No era momento para pensar, pero no pude
evitar la sensación de haberme metido en una trampa de la que me iba a costar
salir. La dejé hacer, miraba receloso hacia la puerta temiendo la aparición del
marido. Lo mejor era terminar cuanto antes, la levanté y me puse tras ella, la
tumbé sobre la mesa. Me bajé pantalones y slips y volqué la seda roja sobre su
espalda, le bajé las bragas y mi mano buscó su coño, estaba empapada, gimió.
Valentina también hubiera gemido, le busqué la posición y se la metí, le di con
ganas. Volvió a gemir, ya desbocada. Mi mente se abandonó a los sentidos.

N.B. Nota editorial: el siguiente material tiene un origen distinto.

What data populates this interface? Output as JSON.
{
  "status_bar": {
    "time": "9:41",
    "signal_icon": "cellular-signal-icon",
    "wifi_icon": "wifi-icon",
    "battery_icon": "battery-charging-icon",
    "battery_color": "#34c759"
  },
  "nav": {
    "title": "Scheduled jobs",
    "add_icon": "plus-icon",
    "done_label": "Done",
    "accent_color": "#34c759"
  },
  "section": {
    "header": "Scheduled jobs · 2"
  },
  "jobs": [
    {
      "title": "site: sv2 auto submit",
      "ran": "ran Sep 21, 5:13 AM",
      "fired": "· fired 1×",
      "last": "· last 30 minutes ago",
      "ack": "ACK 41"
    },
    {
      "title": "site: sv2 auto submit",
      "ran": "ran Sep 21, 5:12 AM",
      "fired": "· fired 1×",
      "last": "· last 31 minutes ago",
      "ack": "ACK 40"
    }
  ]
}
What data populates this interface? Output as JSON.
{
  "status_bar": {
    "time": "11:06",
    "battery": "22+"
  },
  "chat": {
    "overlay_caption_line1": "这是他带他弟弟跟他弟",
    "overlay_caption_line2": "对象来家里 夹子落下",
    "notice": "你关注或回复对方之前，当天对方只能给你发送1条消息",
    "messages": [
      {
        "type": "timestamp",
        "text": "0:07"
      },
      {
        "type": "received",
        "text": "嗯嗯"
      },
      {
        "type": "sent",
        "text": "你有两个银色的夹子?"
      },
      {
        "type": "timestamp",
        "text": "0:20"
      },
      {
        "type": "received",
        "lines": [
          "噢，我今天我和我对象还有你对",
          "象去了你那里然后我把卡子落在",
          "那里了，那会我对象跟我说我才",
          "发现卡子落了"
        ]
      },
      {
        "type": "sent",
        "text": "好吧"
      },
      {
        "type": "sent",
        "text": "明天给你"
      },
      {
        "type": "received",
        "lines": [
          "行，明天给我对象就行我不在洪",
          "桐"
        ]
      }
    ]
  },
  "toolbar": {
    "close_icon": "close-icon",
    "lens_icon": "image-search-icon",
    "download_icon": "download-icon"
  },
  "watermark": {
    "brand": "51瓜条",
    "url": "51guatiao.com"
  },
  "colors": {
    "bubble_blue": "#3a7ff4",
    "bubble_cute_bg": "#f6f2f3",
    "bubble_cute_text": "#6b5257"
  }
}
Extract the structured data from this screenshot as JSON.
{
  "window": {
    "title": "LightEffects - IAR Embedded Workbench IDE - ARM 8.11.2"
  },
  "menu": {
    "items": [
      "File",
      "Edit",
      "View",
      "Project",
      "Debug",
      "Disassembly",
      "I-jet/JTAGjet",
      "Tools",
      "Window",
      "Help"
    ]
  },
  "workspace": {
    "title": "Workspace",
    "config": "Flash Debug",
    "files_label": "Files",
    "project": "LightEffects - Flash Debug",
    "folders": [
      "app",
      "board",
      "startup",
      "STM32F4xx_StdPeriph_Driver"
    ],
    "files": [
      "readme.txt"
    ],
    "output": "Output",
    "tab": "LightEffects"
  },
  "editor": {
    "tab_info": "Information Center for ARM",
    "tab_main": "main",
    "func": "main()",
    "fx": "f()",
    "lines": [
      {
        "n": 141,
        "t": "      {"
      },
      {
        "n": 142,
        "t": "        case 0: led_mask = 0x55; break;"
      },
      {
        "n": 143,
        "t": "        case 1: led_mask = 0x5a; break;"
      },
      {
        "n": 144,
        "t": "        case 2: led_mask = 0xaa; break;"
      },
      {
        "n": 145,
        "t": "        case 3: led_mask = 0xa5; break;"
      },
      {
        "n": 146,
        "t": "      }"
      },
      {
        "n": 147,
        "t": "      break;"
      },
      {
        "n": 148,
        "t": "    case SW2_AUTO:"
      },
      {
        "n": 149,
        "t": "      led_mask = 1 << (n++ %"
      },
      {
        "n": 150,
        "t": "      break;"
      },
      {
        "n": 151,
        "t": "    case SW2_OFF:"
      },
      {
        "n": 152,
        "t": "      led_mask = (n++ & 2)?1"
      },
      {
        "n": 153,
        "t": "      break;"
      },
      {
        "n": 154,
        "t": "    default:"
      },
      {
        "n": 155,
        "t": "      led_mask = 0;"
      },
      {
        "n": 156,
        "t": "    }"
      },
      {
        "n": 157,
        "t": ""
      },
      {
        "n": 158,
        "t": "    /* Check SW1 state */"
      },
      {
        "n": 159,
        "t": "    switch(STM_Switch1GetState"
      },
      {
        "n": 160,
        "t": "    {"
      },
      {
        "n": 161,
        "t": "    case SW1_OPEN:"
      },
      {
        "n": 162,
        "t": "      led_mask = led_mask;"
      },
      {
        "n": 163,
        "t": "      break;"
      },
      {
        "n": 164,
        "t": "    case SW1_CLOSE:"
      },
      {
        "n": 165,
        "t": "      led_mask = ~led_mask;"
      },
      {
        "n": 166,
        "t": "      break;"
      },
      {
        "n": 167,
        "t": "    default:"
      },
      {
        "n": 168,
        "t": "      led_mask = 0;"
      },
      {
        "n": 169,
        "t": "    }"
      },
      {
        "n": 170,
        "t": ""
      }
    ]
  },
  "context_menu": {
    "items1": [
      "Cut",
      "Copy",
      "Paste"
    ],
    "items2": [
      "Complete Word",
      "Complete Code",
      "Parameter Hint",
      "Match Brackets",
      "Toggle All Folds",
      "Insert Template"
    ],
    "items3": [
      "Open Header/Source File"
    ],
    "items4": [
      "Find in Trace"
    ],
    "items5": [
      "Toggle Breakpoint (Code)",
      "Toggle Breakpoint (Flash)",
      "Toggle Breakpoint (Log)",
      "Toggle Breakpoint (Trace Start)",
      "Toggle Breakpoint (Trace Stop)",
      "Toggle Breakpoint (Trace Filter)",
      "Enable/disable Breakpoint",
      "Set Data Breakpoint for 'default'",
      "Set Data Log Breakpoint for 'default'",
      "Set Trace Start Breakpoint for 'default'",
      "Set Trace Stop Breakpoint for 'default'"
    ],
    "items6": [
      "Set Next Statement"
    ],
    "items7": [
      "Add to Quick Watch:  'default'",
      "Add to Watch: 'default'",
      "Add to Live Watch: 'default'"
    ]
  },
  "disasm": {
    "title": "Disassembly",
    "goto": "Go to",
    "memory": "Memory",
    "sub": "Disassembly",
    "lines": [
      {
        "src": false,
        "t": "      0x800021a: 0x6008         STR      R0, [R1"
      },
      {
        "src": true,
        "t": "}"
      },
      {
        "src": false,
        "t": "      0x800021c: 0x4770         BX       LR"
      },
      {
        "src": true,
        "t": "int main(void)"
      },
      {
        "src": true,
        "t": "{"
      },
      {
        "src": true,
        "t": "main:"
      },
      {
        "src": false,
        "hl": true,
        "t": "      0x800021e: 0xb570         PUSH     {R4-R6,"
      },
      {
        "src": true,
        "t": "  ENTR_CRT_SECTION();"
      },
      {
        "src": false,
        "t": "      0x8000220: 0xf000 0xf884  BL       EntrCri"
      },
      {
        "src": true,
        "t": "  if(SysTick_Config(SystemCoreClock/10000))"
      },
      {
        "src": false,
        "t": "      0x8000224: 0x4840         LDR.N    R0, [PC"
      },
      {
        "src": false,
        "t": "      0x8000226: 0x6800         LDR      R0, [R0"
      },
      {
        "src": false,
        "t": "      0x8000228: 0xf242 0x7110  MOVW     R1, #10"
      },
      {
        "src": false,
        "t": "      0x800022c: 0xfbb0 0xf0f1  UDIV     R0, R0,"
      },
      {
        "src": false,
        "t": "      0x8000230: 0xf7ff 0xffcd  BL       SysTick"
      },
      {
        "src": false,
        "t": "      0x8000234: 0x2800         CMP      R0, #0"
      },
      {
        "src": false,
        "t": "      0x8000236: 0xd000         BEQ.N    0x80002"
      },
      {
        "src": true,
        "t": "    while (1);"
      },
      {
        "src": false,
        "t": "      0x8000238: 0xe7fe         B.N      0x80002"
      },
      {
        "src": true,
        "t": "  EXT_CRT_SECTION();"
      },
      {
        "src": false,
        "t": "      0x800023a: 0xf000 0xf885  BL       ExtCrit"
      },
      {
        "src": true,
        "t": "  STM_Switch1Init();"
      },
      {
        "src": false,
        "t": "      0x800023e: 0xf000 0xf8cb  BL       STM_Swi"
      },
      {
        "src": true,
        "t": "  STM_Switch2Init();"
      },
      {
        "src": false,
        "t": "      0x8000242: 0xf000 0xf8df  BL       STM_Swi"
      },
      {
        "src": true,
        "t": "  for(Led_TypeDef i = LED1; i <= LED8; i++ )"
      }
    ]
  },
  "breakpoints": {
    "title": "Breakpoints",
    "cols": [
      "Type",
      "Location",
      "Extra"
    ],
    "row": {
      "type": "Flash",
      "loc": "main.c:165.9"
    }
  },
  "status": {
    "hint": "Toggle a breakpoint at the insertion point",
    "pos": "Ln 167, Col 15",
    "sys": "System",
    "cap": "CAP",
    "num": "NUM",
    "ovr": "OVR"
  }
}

Mientras se corría, escandalosa, intuí una
mirada sobre mi espalda y volví la cabeza, no encontré a nadie. Se sentía tan
rico que lo ignoré todo, pero vi una sombra deslizarse por el pasillo tras
alcanzar el orgasmo. La calma trajo de nuevo mis preocupaciones e intenté
evadirlas sirviéndome otro jerez y metiéndole mano al ibérico. Afrodita se
abrazó a mi espalda en silencio y apoyó su cabeza sobre mi hombro. De cintura para abajo seguíamos desnudos, fui
consciente cuando acarició mis huevos, coloqué slips y pantalones donde estaban
antes de empezar. Ella no se molestó en cubrirse, se sentó sobre la mesa y me
ofreció su copa para que la llenara. El asunto del cuadro volvió a mi mente, a
esas alturas si lo denunciaba la empresa pensaría que por qué no les había
avisado con antelación y sospecharían sobre mi integridad, y no estaban los
tiempos para jugarme el puesto de trabajo. Me sentí acorralado y clavé mi
enfado en los ojos de Afrodita, pero ni se inmutó. Vació la copa de un trago y
se fue hacia el frigorífico, sacó un plato con ostras y una botella de
albariño.
— ¿Nos vamos a la habitación? —preguntó.
Aparqué el enfado para más tarde y asentí. Ni pensé en el marido. La creación
de Guido Crepax se acomodó en mi cabeza.